Systematyczna podaż

Po piątkowym tąpnięciu widzieliśmy wczoraj kontynuację wyprzedaży lecz tylko do połowy sesji. W drugiej połowie dnia indeksy odreagowywały i dawało to dobry prognostyk na dziś. Sytuacja wyglądała rano jeszcze lepiej, gdyż okazało się, że indeksy amerykańskie odrobiły 1,5 proc. z 2,5 proc. przeceny z piątku.

Po piątkowym tąpnięciu widzieliśmy wczoraj kontynuację wyprzedaży lecz tylko do połowy sesji.
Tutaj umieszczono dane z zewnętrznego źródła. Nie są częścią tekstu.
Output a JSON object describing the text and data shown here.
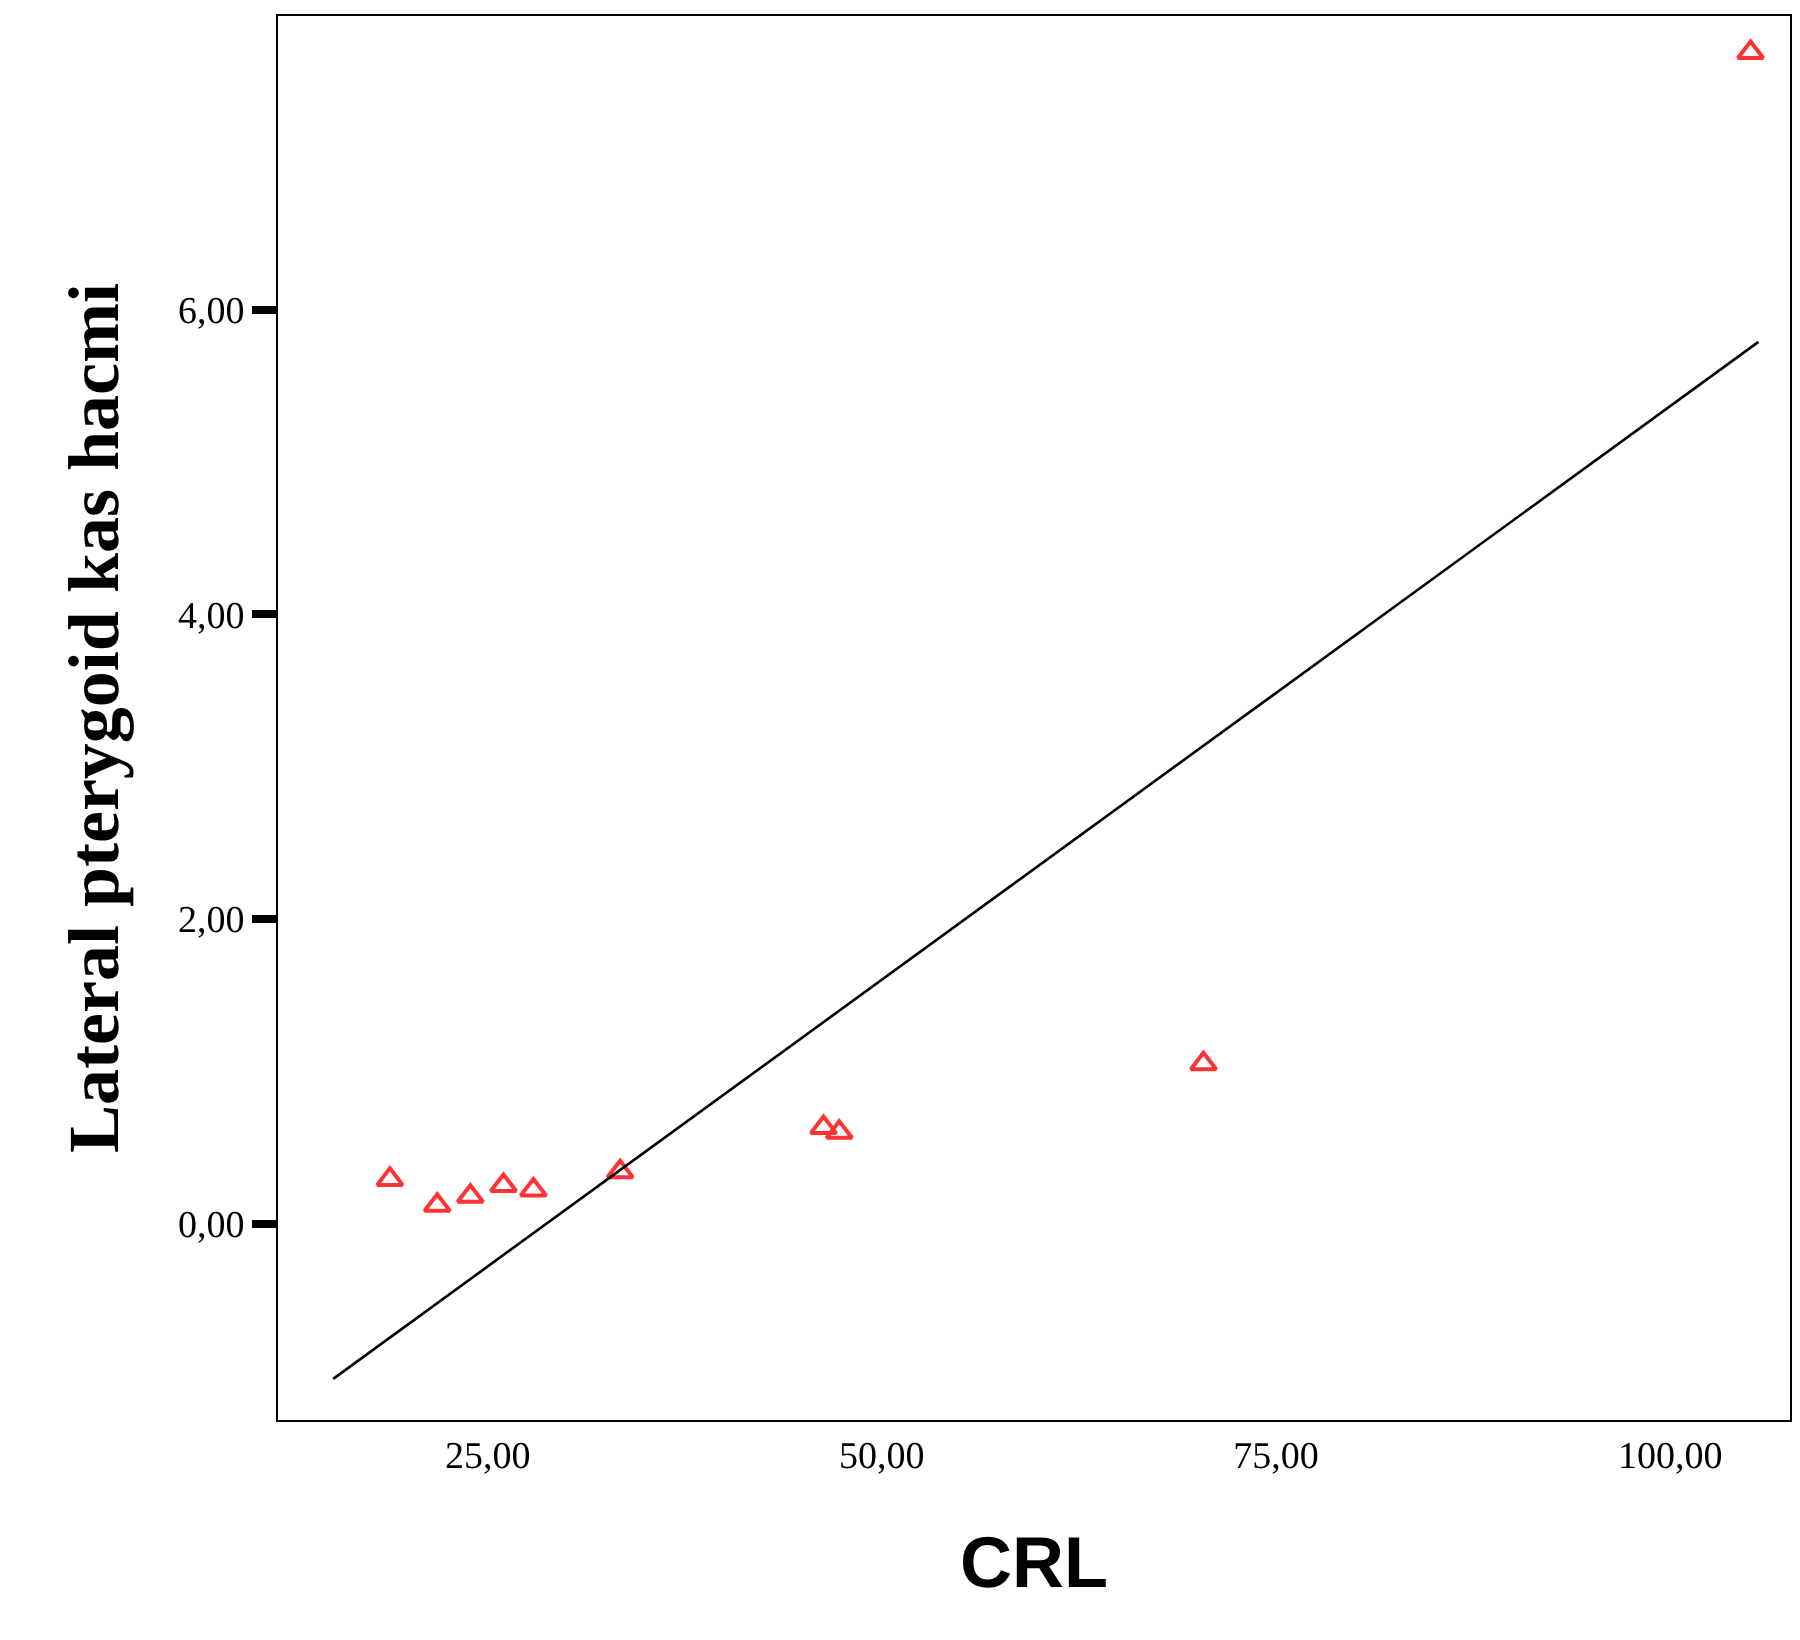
{
  "chart_data": {
    "type": "scatter",
    "xlabel": "CRL",
    "ylabel": "Lateral pterygoid kas hacmi",
    "xlim": [
      11.7,
      107.6
    ],
    "ylim": [
      -1.29,
      7.93
    ],
    "xticks": [
      {
        "value": 25,
        "label": "25,00"
      },
      {
        "value": 50,
        "label": "50,00"
      },
      {
        "value": 75,
        "label": "75,00"
      },
      {
        "value": 100,
        "label": "100,00"
      }
    ],
    "yticks": [
      {
        "value": 0,
        "label": "0,00"
      },
      {
        "value": 2,
        "label": "2,00"
      },
      {
        "value": 4,
        "label": "4,00"
      },
      {
        "value": 6,
        "label": "6,00"
      }
    ],
    "grid": false,
    "legend": false,
    "series": [
      {
        "marker": "triangle",
        "color": "#ff3333",
        "x": [
          18.8,
          21.8,
          23.9,
          26.0,
          27.9,
          33.4,
          46.3,
          47.3,
          70.4,
          105.1
        ],
        "values": [
          0.29,
          0.12,
          0.18,
          0.25,
          0.22,
          0.34,
          0.63,
          0.6,
          1.05,
          7.69
        ]
      },
      {
        "type": "line",
        "color": "#000000",
        "x": [
          15.2,
          105.6
        ],
        "values": [
          -1.02,
          5.79
        ]
      }
    ]
  }
}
W drugiej połowie dnia indeksy odreagowywały i dawało to dobry prognostyk na dziś. Sytuacja wyglądała rano jeszcze lepiej, gdyż okazało się, że indeksy amerykańskie odrobiły 1,5 proc. z 2,5 proc. przeceny z piątku.
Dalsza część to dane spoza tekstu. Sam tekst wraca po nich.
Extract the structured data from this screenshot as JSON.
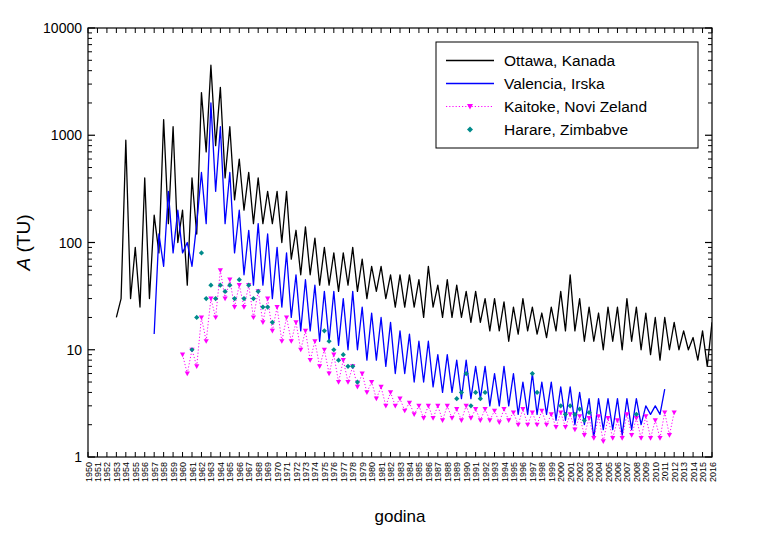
{
  "chart_data": {
    "type": "line",
    "x_label": "godina",
    "y_label": "A (TU)",
    "log": "y",
    "grid": false,
    "legend": "upper right",
    "xlim": [
      1950,
      2016
    ],
    "ylim": [
      1,
      10000
    ],
    "xticks": [
      1950,
      1951,
      1952,
      1953,
      1954,
      1955,
      1956,
      1957,
      1958,
      1959,
      1960,
      1961,
      1962,
      1963,
      1964,
      1965,
      1966,
      1967,
      1968,
      1969,
      1970,
      1971,
      1972,
      1973,
      1974,
      1975,
      1976,
      1977,
      1978,
      1979,
      1980,
      1981,
      1982,
      1983,
      1984,
      1985,
      1986,
      1987,
      1988,
      1989,
      1990,
      1991,
      1992,
      1993,
      1994,
      1995,
      1996,
      1997,
      1998,
      1999,
      2000,
      2001,
      2002,
      2003,
      2004,
      2005,
      2006,
      2007,
      2008,
      2009,
      2010,
      2011,
      2012,
      2013,
      2014,
      2015,
      2016
    ],
    "yticks": [
      1,
      10,
      100,
      1000,
      10000
    ],
    "x": [
      1953,
      1953.5,
      1954,
      1954.5,
      1955,
      1955.5,
      1956,
      1956.5,
      1957,
      1957.5,
      1958,
      1958.5,
      1959,
      1959.5,
      1960,
      1960.5,
      1961,
      1961.5,
      1962,
      1962.5,
      1963,
      1963.5,
      1964,
      1964.5,
      1965,
      1965.5,
      1966,
      1966.5,
      1967,
      1967.5,
      1968,
      1968.5,
      1969,
      1969.5,
      1970,
      1970.5,
      1971,
      1971.5,
      1972,
      1972.5,
      1973,
      1973.5,
      1974,
      1974.5,
      1975,
      1975.5,
      1976,
      1976.5,
      1977,
      1977.5,
      1978,
      1978.5,
      1979,
      1979.5,
      1980,
      1980.5,
      1981,
      1981.5,
      1982,
      1982.5,
      1983,
      1983.5,
      1984,
      1984.5,
      1985,
      1985.5,
      1986,
      1986.5,
      1987,
      1987.5,
      1988,
      1988.5,
      1989,
      1989.5,
      1990,
      1990.5,
      1991,
      1991.5,
      1992,
      1992.5,
      1993,
      1993.5,
      1994,
      1994.5,
      1995,
      1995.5,
      1996,
      1996.5,
      1997,
      1997.5,
      1998,
      1998.5,
      1999,
      1999.5,
      2000,
      2000.5,
      2001,
      2001.5,
      2002,
      2002.5,
      2003,
      2003.5,
      2004,
      2004.5,
      2005,
      2005.5,
      2006,
      2006.5,
      2007,
      2007.5,
      2008,
      2008.5,
      2009,
      2009.5,
      2010,
      2010.5,
      2011,
      2011.5,
      2012,
      2012.5,
      2013,
      2013.5,
      2014,
      2014.5,
      2015,
      2015.5,
      2016
    ],
    "series": [
      {
        "name": "Ottawa, Kanada",
        "color": "#000000",
        "type": "line",
        "line_style": "solid",
        "values": [
          20,
          30,
          900,
          30,
          90,
          25,
          400,
          30,
          180,
          80,
          1400,
          150,
          1200,
          100,
          200,
          40,
          400,
          120,
          2500,
          700,
          4500,
          800,
          2800,
          400,
          1200,
          250,
          600,
          200,
          450,
          150,
          400,
          150,
          300,
          150,
          300,
          100,
          300,
          70,
          130,
          50,
          140,
          50,
          110,
          40,
          90,
          40,
          80,
          35,
          80,
          40,
          90,
          35,
          70,
          30,
          60,
          35,
          60,
          30,
          50,
          25,
          50,
          25,
          50,
          25,
          45,
          20,
          60,
          25,
          40,
          20,
          45,
          20,
          40,
          20,
          35,
          18,
          35,
          18,
          30,
          15,
          30,
          15,
          28,
          12,
          25,
          14,
          30,
          15,
          25,
          14,
          22,
          13,
          25,
          15,
          35,
          15,
          50,
          15,
          30,
          12,
          25,
          12,
          22,
          10,
          25,
          12,
          25,
          10,
          30,
          12,
          25,
          10,
          22,
          9,
          20,
          8,
          20,
          10,
          18,
          10,
          15,
          10,
          13,
          8,
          15,
          7,
          18
        ]
      },
      {
        "name": "Valencia, Irska",
        "color": "#0000ff",
        "type": "line",
        "line_style": "solid",
        "values": [
          null,
          null,
          null,
          null,
          null,
          null,
          null,
          null,
          14,
          120,
          60,
          300,
          80,
          200,
          80,
          100,
          60,
          150,
          450,
          150,
          2000,
          300,
          1200,
          150,
          450,
          80,
          200,
          50,
          130,
          40,
          150,
          40,
          120,
          30,
          90,
          25,
          80,
          20,
          50,
          15,
          45,
          15,
          40,
          12,
          35,
          12,
          35,
          11,
          30,
          10,
          35,
          10,
          25,
          8,
          22,
          8,
          20,
          7,
          18,
          6,
          15,
          6,
          14,
          5,
          12,
          5,
          12,
          4.5,
          9,
          4,
          9,
          4,
          8,
          3.5,
          8,
          3.5,
          7,
          3.5,
          7,
          3,
          6,
          3,
          7,
          3,
          6,
          2.5,
          5,
          2.5,
          6,
          2.5,
          5,
          2.5,
          5,
          2.2,
          4.5,
          2.2,
          4.5,
          2,
          4,
          2,
          3.5,
          1.5,
          3.5,
          1.8,
          3.5,
          1.8,
          3.5,
          1.6,
          3.5,
          1.8,
          3.5,
          2,
          3,
          2.5,
          3,
          2.5,
          4.3,
          null,
          null,
          null,
          null,
          null,
          null,
          null,
          null,
          null,
          null
        ]
      },
      {
        "name": "Kaitoke, Novi Zeland",
        "color": "#ff00ff",
        "type": "line",
        "line_style": "dotted",
        "marker": "triangle-down",
        "values": [
          null,
          null,
          null,
          null,
          null,
          null,
          null,
          null,
          null,
          null,
          null,
          null,
          null,
          null,
          9,
          6,
          10,
          7,
          20,
          12,
          30,
          20,
          55,
          30,
          45,
          25,
          40,
          25,
          40,
          20,
          35,
          18,
          30,
          15,
          25,
          12,
          20,
          12,
          18,
          10,
          15,
          8,
          12,
          7,
          10,
          6,
          9,
          5,
          8,
          5,
          7,
          4.5,
          6,
          4,
          5,
          3.5,
          4.5,
          3,
          4,
          3,
          3.5,
          2.7,
          3.2,
          2.5,
          3,
          2.3,
          3,
          2.3,
          3,
          2.2,
          3,
          2.3,
          2.8,
          2.2,
          3,
          2.3,
          2.8,
          2.2,
          2.8,
          2.2,
          2.7,
          2.1,
          2.8,
          2.2,
          2.6,
          2,
          2.8,
          2,
          2.6,
          2,
          2.7,
          2,
          2.5,
          1.9,
          2.6,
          1.9,
          2.5,
          1.8,
          2.4,
          1.6,
          2.3,
          1.5,
          2.4,
          1.4,
          2.3,
          1.5,
          2.2,
          1.5,
          2.5,
          1.6,
          2.3,
          1.5,
          2.4,
          1.5,
          2.2,
          1.5,
          2.6,
          1.6,
          2.6,
          null,
          null,
          null,
          null,
          null,
          null,
          null,
          null
        ]
      },
      {
        "name": "Harare, Zimbabve",
        "color": "#008b8b",
        "type": "scatter",
        "marker": "diamond",
        "values": [
          null,
          null,
          null,
          null,
          null,
          null,
          null,
          null,
          null,
          null,
          null,
          null,
          null,
          null,
          null,
          null,
          10,
          20,
          80,
          30,
          40,
          30,
          40,
          35,
          40,
          30,
          45,
          30,
          40,
          30,
          35,
          25,
          25,
          18,
          null,
          null,
          null,
          null,
          null,
          null,
          null,
          null,
          null,
          null,
          15,
          12,
          10,
          8,
          9,
          7,
          7,
          5,
          null,
          null,
          null,
          null,
          null,
          null,
          null,
          null,
          null,
          null,
          null,
          null,
          null,
          null,
          null,
          null,
          null,
          null,
          null,
          null,
          3.5,
          4,
          6,
          3,
          4,
          3.5,
          4,
          null,
          null,
          null,
          null,
          null,
          null,
          null,
          null,
          null,
          6,
          4,
          null,
          null,
          null,
          null,
          3,
          2.5,
          3,
          2.5,
          2.8,
          2.2,
          2.6,
          null,
          null,
          null,
          null,
          null,
          null,
          null,
          null,
          null,
          2.5,
          null,
          null,
          null,
          null,
          null,
          null,
          null,
          null,
          null,
          null,
          null,
          null,
          null,
          null,
          null,
          null
        ]
      }
    ]
  }
}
WIG20 otworzył się nad kreską, lecz stan ten nie trwał długo - indeksy europejskie ruszyły w dół i już po kwadransie WIG20 znalazł się poniżej wczorajszego zamknięcia. Podaż nie była jednak zbyt nachalna, przed 13-tą indeks zaczął się powoli wznosić, o 14:30 zbliżył się do 1750 pkt. Bliskość oporu musiała podziałać, na dalszy ruch w górę rynku nie było stać również dlatego, że parkiety europejskie zachowywały się słabo. Ewentualny impuls musiałby przyjść z USA.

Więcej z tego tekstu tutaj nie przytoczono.